26/08/2014 | Yazar: Turan Eser

Ezidiler. Ateşin ve güneşin çocukları. O sabah güneşin doğuşunu göremediler.

Bu soykırım karşısında Ezidiler evlerini, güneşe yüz dönerken bastıkları kutsal topraklarını, türbelerini, yaşanmışlıklarını ve mezarsız ölülerini gözü yaşlı terk ediyorlar. Ne son kez geriye dönüp bakacak halleri ne güneşten son bir keramet dileyecek vakitleri var.
 
Ezidiler. Ateşin ve güneşin çocukları. O sabah güneşin doğuşunu göremediler. “Ya kudret sahibi Tanrım. Bütün dünyadaki halkları kötülüklerden ve belalardan koru ve bizi de ihmal etme” dedikleri sabah duasını yapamadılar.
 
Ezidiler.
 
Kadim inanç.

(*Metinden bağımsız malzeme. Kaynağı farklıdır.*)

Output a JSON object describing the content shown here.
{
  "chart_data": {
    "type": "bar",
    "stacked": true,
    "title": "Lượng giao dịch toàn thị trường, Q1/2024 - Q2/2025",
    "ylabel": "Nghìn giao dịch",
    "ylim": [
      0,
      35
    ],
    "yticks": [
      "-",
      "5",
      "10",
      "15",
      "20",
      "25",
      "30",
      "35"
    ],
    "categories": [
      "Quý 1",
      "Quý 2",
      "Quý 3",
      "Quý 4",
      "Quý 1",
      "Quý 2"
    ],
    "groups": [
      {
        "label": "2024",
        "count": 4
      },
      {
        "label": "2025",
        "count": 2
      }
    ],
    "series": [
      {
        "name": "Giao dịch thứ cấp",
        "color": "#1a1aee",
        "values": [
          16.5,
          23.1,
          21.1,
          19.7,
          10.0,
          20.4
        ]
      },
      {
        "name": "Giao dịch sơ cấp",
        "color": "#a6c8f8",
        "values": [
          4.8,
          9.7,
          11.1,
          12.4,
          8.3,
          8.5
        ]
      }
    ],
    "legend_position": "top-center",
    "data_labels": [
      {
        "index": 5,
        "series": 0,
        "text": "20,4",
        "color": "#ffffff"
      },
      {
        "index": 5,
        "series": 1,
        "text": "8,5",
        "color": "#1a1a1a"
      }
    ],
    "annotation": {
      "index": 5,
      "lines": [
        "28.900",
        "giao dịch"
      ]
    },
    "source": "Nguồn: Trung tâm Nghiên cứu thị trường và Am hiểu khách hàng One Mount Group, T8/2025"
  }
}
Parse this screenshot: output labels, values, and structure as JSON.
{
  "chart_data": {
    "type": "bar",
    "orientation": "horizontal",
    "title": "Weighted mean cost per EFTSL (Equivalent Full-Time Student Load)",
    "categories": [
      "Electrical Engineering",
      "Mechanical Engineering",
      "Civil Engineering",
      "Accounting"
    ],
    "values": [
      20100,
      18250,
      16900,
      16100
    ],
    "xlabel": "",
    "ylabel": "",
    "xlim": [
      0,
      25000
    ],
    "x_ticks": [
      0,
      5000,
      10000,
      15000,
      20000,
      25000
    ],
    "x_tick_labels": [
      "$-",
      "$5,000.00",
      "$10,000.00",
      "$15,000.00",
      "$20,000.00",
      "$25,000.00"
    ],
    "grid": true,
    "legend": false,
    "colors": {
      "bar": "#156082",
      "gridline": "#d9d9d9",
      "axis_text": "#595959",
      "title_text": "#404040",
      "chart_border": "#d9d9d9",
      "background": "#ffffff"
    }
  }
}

Osmanlıdan günümüze “Müslümanlaşmadıkları” için “katli vacip” sayılmış çoğunluğu Kürtlerden oluşan kadim halk. 1 milyon Ezidi, Irak Türkiye, Suriye, İran, Ermenistan ve Gürcistan’da, birçoğu da can güvenliğinden dolayı Almanya ve diğer Avrupa ülkelerinde mülteci ve göçmen olarak yaşamakta…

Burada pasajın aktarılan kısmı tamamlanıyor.